According to many who have studied the shootings, Eric Harris was a stone psychopath. His journals are filled with a desire to kill the world. Conversely, Dylan Klebold’s journals are filled with love; that is, a feeling that he was not loved, or could not find love. He was, in short, intensely depressed and looking to end his own life. To the detriment of so many, he came into contact with Harris, and their individual mental health crises complemented each other in the worst possible way.
Klebold’s discussion of suicide and depression are the reason I recommend this book. School shootings are terrible, and they are frightening. They are also, like plane crashes, statistically unlikely. Further, the odds of me raising a mass shooter – while greater than zero – are again not high.
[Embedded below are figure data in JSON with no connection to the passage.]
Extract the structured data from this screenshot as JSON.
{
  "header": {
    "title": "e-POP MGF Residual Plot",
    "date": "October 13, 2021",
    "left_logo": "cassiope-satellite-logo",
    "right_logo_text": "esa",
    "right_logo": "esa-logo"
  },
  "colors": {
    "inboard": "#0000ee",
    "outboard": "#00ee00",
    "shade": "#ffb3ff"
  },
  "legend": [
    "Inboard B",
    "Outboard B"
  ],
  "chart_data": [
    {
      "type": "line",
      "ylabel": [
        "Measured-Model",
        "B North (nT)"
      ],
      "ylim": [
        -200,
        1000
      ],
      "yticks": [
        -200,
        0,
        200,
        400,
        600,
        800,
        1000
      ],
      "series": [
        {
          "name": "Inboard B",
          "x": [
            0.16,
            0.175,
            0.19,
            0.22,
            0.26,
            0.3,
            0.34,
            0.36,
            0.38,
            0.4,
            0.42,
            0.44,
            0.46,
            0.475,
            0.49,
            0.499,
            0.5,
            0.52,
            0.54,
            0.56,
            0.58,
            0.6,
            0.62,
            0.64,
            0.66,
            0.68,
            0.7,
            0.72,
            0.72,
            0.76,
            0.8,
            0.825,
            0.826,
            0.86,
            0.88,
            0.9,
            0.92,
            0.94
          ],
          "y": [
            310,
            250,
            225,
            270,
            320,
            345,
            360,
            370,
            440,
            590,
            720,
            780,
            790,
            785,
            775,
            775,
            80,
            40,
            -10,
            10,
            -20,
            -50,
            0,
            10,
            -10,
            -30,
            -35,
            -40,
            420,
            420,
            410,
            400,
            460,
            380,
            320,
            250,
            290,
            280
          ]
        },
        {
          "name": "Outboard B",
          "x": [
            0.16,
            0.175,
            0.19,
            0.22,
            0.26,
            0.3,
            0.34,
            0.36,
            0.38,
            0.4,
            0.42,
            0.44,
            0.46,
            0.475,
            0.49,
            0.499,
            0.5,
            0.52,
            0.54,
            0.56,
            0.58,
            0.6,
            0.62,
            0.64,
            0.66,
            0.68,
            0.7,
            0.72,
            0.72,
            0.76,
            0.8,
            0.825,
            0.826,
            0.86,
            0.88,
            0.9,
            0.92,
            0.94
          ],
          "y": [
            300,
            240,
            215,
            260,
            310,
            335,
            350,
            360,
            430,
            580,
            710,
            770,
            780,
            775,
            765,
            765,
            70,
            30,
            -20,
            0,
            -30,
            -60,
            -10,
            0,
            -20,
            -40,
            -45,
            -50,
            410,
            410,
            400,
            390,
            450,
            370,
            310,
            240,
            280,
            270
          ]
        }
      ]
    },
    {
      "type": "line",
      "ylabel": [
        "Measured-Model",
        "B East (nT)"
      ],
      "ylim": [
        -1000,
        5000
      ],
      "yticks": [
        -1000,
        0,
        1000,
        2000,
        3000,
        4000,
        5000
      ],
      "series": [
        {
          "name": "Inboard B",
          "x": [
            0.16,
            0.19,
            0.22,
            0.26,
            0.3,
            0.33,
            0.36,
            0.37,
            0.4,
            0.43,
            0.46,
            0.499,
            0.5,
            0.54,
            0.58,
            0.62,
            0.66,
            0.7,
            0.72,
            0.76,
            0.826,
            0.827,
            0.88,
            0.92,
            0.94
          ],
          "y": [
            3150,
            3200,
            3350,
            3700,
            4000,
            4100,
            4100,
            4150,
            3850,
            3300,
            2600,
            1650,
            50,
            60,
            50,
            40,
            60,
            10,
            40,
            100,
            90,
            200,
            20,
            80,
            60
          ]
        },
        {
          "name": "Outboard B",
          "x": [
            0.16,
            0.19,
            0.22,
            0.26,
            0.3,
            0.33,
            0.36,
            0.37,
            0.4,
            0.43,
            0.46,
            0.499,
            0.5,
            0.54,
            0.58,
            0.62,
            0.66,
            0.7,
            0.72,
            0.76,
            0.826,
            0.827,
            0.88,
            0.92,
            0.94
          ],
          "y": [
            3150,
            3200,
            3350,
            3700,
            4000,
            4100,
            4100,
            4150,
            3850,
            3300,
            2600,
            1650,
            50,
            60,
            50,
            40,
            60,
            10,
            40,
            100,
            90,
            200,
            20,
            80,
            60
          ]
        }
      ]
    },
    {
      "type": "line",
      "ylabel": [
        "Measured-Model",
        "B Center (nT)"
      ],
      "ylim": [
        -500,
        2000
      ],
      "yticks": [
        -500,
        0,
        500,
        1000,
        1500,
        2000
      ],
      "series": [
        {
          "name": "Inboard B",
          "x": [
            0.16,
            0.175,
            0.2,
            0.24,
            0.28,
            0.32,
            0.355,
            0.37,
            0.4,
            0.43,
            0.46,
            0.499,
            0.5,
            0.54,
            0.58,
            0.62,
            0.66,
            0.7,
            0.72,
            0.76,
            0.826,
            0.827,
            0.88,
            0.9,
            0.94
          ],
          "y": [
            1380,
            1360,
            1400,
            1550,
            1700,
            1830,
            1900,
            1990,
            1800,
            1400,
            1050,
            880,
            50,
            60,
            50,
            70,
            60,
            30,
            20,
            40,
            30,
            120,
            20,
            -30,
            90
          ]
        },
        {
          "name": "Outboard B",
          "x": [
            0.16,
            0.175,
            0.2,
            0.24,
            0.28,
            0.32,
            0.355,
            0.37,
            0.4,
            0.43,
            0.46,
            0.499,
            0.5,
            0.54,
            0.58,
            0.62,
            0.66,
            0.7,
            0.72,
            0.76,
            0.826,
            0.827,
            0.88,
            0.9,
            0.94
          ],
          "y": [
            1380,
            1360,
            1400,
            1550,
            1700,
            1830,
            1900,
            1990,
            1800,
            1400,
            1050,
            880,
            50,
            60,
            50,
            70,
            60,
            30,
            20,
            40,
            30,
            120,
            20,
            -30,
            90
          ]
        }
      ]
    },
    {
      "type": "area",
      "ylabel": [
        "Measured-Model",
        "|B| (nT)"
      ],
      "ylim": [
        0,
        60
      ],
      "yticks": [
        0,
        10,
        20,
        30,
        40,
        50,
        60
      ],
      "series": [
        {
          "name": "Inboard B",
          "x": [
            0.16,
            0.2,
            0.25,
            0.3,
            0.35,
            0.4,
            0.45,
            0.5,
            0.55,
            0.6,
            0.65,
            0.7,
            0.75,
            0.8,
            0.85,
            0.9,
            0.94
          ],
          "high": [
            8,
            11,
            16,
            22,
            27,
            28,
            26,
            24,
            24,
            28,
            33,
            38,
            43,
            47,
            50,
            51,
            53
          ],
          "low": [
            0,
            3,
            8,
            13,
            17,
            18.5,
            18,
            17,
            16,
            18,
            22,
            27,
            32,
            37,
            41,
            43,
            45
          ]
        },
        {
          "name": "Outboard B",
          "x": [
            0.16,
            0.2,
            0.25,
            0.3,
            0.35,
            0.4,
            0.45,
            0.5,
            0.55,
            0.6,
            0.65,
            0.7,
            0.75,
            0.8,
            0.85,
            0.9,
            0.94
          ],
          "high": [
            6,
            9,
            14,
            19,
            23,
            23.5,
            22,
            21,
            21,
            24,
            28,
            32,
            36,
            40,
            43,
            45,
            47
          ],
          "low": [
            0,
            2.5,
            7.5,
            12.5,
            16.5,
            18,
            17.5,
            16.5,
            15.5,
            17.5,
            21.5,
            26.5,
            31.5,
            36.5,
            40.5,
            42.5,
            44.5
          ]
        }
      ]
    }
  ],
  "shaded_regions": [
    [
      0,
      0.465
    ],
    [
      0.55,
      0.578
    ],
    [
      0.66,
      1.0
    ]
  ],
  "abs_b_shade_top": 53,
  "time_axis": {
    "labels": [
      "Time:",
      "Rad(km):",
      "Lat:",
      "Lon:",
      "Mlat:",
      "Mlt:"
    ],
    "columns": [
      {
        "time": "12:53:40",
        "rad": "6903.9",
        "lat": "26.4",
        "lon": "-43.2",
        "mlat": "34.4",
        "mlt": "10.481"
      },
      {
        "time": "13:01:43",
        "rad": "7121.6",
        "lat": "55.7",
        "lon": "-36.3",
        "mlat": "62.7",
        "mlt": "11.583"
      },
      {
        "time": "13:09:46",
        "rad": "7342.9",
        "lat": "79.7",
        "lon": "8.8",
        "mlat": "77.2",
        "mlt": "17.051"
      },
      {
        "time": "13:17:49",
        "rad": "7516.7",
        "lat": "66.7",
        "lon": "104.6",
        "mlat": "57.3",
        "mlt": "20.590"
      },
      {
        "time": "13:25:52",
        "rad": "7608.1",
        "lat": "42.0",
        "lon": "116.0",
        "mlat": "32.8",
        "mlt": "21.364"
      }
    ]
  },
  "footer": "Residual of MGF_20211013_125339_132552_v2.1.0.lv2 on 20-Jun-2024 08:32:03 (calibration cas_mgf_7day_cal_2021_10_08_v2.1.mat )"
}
Suicide, on the other hand, is one of the leading causes of death among young people. I have never met or known a school shooter or school shooting victim. I have known three people who have killed themselves, and two others who made real attempts. Suicide, as Klebold explains, is not an impulsive act, even though it often seems rash. Someone loses a boyfriend, or a girlfriend, or gets embarrassed in class, or gets called out on social media, and the next minute, they are dead, in an act that seems unplanned. As discussed here, with the input of real experts, that is often not the case. The final act may be precipitous, but there was likely a long series of moments, haunted by “the noonday demon”, that led to that final irreversible act. That depression can be masked, that the symptoms can be so quotidian, is what makes it so terrifying.
A Mother’s Reckoning says a lot of things that are hard to hear but dangerous to ignore.